Shit. I forgot that I am supposed to be writing about brunch. SO, after we reminisced, packed everything up and left camp, we went on to find a local gem: The Breakfast Club of Spring Hill. I was starving because our cookout on the camp fire last night had a few accidents which resulted in sacrificing some chicken to the soot.
Again, to our disbelief, this raved about breakfast joint is in a strip mall. Two weeks in a row and we can’t seem to shake off this retail atmosphere. As we sit at our table waiting to be served I look out the window only to see a greyhound adoption table in the parking lot. Skinny dogs everywhere. I envision my head on their long slender bodies and then realize that the reality of it all is actually heading down a path which involves my head being put on a moose. Thanks to these Sunday Brunch Adventures the greyhound factor may never be achievable. The menu looks great. We ended up ordering: biscuits and gravy, chicken fried steak, home fries, hash browns, a side of bacon and an Italian sausage omelette.

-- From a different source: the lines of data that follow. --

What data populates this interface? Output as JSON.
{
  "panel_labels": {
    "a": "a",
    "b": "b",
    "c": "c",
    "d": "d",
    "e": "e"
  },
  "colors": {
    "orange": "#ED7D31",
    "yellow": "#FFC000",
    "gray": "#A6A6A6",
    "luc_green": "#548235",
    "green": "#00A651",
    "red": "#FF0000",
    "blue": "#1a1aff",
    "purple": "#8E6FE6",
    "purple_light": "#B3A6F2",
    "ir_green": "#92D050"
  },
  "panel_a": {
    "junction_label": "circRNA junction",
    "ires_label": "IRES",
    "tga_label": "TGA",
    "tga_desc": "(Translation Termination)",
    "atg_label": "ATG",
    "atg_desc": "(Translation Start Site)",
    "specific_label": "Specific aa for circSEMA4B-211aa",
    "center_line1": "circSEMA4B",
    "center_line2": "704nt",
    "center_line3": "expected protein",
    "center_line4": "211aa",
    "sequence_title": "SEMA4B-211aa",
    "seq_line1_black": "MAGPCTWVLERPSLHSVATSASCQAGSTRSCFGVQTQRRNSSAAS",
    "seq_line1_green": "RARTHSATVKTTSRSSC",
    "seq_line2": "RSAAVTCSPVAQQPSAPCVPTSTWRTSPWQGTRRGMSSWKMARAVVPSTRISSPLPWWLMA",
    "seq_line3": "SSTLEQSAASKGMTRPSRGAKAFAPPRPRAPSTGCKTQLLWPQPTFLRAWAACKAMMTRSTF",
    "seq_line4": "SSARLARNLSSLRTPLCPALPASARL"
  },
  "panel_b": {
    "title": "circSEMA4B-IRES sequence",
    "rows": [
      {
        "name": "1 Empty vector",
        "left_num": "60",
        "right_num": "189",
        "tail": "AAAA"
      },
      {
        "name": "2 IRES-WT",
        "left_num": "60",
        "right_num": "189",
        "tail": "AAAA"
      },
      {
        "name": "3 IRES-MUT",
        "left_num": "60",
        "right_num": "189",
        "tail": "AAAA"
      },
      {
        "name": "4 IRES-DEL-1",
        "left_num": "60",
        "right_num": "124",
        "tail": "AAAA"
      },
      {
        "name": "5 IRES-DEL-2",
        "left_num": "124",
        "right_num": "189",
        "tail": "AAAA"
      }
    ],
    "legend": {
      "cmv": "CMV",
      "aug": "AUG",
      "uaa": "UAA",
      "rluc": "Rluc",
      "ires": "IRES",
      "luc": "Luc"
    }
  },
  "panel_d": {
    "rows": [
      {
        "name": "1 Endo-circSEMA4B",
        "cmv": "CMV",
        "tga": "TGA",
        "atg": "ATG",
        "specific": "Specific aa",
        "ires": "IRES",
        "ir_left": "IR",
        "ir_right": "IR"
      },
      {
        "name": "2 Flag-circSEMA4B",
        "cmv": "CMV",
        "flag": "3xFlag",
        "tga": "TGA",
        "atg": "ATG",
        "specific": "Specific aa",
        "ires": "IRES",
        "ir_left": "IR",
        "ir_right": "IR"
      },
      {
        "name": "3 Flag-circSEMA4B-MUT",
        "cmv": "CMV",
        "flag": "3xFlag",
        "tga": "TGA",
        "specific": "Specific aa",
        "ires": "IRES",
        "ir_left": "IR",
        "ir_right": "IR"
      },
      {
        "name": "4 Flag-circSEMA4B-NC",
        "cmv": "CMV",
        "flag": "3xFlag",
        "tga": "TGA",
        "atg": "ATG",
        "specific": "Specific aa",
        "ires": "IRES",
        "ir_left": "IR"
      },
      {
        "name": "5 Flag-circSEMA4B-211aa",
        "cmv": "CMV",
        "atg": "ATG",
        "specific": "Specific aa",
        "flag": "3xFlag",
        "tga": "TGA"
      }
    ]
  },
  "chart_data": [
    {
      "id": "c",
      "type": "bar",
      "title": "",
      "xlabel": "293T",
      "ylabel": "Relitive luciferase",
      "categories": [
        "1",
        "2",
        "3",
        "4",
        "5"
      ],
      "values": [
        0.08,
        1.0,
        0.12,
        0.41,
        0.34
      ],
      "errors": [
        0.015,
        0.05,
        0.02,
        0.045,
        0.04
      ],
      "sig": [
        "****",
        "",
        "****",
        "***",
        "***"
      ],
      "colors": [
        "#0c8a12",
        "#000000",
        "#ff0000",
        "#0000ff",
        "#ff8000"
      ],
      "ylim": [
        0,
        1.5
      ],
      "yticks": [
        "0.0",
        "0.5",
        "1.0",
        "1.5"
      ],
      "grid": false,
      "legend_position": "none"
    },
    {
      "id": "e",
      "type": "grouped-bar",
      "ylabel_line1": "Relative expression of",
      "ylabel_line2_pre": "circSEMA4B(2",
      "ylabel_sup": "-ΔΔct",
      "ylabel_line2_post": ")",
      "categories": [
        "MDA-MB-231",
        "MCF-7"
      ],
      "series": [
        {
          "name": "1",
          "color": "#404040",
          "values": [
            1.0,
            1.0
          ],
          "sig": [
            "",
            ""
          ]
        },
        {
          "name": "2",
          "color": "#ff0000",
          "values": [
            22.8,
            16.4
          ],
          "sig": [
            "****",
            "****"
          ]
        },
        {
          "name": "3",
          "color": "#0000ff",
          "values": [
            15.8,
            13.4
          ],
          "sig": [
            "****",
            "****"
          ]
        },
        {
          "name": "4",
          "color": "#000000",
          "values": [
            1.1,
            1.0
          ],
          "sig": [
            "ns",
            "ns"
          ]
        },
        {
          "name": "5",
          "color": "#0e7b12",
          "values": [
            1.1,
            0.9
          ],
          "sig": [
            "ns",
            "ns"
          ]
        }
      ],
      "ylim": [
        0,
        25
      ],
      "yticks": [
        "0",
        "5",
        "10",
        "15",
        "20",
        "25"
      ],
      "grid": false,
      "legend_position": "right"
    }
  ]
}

As we waited for our food I took my mind off the greyhounds and decided to take in our immediate surroundings. What a divided crowd. Ryan and I don’t fit in on either side. The Breakfast Club is full of elderly couples. Retired and adorable elderly couples and friends. Every old woman in there has a manicure and pedicure which makes me think that somewhere down the road is a nice little misplaced community. There is no way in hell they came from Chassahowitzka. The other half of The Breakfast Club is complete white trash. Between the facial piercings, tattoos, muffin tops, t-backs, mullets, camouflage attire, jean shorts and hairspray, I just can’t take it. I begin to think that we are fortunate our camping reservation was in between a college class of marine biology losers who were still playing truth or dare years beyond the acceptable age and a couple who snored loud enough to drown out all wildlife. We should be grateful–it could have been worse.
Our food arrived and there was silence for a good 20 minutes as we stuffed our faces. Everything was good but I have to admit that Ryan out-ordered me. His meal was fantastic. For someone who rarely eats country fried steak, I loved it. I wanted to eat the entire thing but after he let me know that he didn’t care for my sausage omelette I realized there was no trade to me made. His sausage gravy was delicious and I did manage to steal more than half of it for my biscuit. Amazing. Also, our side of bacon was cooked exactly how I like it- long and crispy. That always makes me a happy gal.
All in all though, despite pure happiness and satisfaction, it’s safe to say we’ll never be back. We were satisfied with the meal, but we’ll probably never be in Chassahowitzka again and The Breakfast Club is not worth a long drive. In all fairness though, I can’t imagine driving more than an hour anywhere for the sole purpose of food. Moving on kids! More places to be.